J'ai récupéré mes bagages, reçu comme prévu le tax refund, puis effectué sans encombre l'enregistrement qui, à chaque fois pendant ce voyage, avait été agité, avant de prendre tranquillement mon petit-déjeuner.
Comme je ne pouvais pas non plus offrir uniquement du whisky comme souvenirs à mes collègues et à ma famille, j'en ai acheté d'autres avant l'embarquement. J'ai vraiment senti à quel point il est important, quand on voyage en avion, d'arriver avec de la marge.
Comme prévu, je suis parti d'Heathrow pour Francfort sur un vol Lufthansa.
Je me suis endormi avant même le décollage, et quand je m'en suis rendu compte, nous avions déjà atterri ; le vol m'a donc paru passer en un instant.
À Francfort, je n'ai pas eu le loisir de savourer ma première fois en Allemagne et j'ai enchaîné directement sur le vol Lufthansa pour le Kansai. J'aurais pourtant bien voulu manger au moins une bière et des saucisses...
Mais, naturellement, il y avait beaucoup de Japonais à la porte d'embarquement, et cela m'a étrangement apaisé d'être entouré, après si longtemps, même par le brouhaha ambiant en japonais.
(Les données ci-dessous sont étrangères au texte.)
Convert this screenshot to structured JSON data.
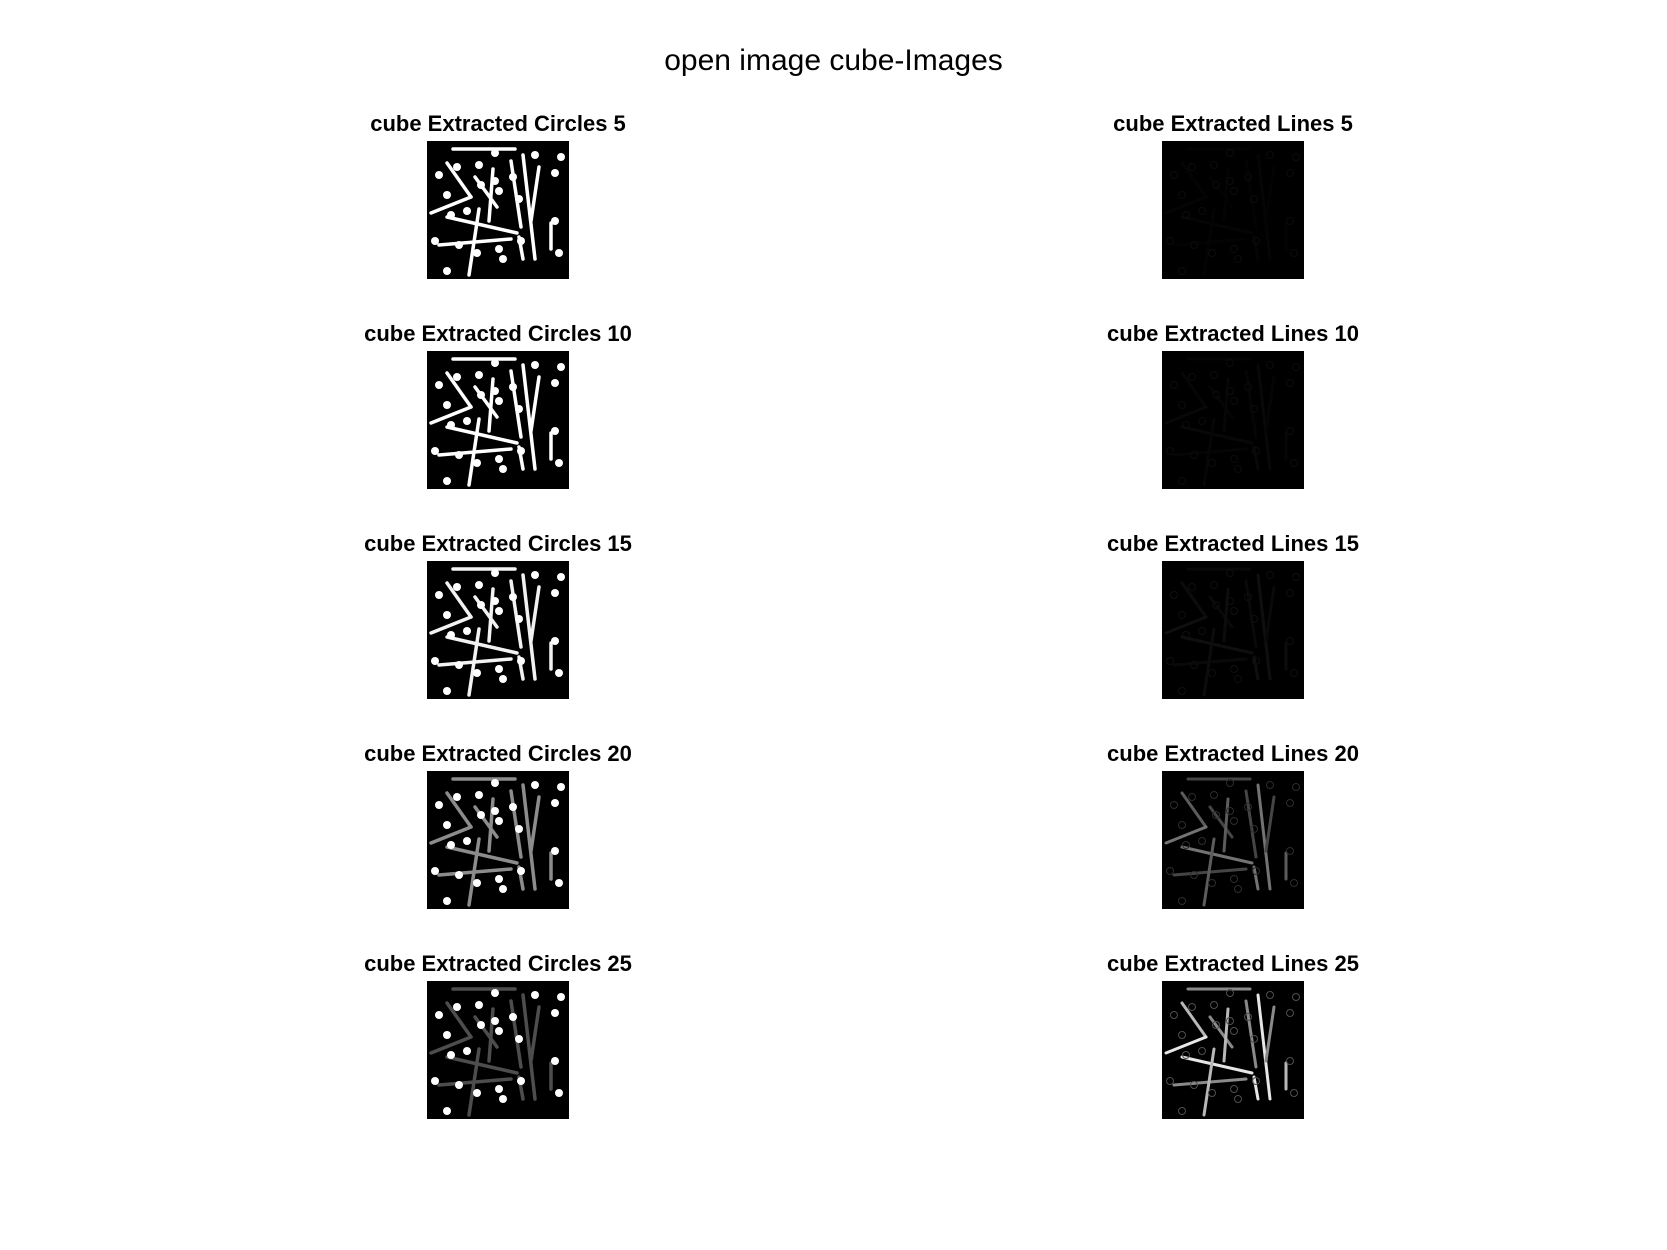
{
  "figure": {
    "title": "open image cube-Images"
  },
  "left_column": [
    {
      "title": "cube Extracted Circles 5",
      "line_level": 1.0
    },
    {
      "title": "cube Extracted Circles 10",
      "line_level": 1.0
    },
    {
      "title": "cube Extracted Circles 15",
      "line_level": 0.95
    },
    {
      "title": "cube Extracted Circles 20",
      "line_level": 0.55
    },
    {
      "title": "cube Extracted Circles 25",
      "line_level": 0.3
    }
  ],
  "right_column": [
    {
      "title": "cube Extracted Lines 5",
      "line_level": 0.02
    },
    {
      "title": "cube Extracted Lines 10",
      "line_level": 0.03
    },
    {
      "title": "cube Extracted Lines 15",
      "line_level": 0.06
    },
    {
      "title": "cube Extracted Lines 20",
      "line_level": 0.45
    },
    {
      "title": "cube Extracted Lines 25",
      "line_level": 0.9
    }
  ],
  "colors": {
    "background": "#ffffff",
    "image_background": "#000000",
    "foreground": "#ffffff"
  }
}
J'ai pu embarquer à l'heure sans problème, puis nous avons décollé comme prévu. C'était un long vol d'environ 10 heures, mais tout en poursuivant la lecture commencée à l'aller, j'ai dormi assez profondément une fois arrivé à un bon point d'arrêt. Je dois reconnaître que j'ai un corps capable de dormir n'importe où.

*Comme j'avais beaucoup de bagages et que je me déplaçais dans la précipitation, je n'ai presque plus pris de photos à partir de ce moment-là. Je suis désolé qu'il n'y ait pratiquement que du texte, mais la hâte et la tension sont inversement proportionnelles au nombre de photos ; j'espère donc que vous pourrez lire en imaginant cette atmosphère.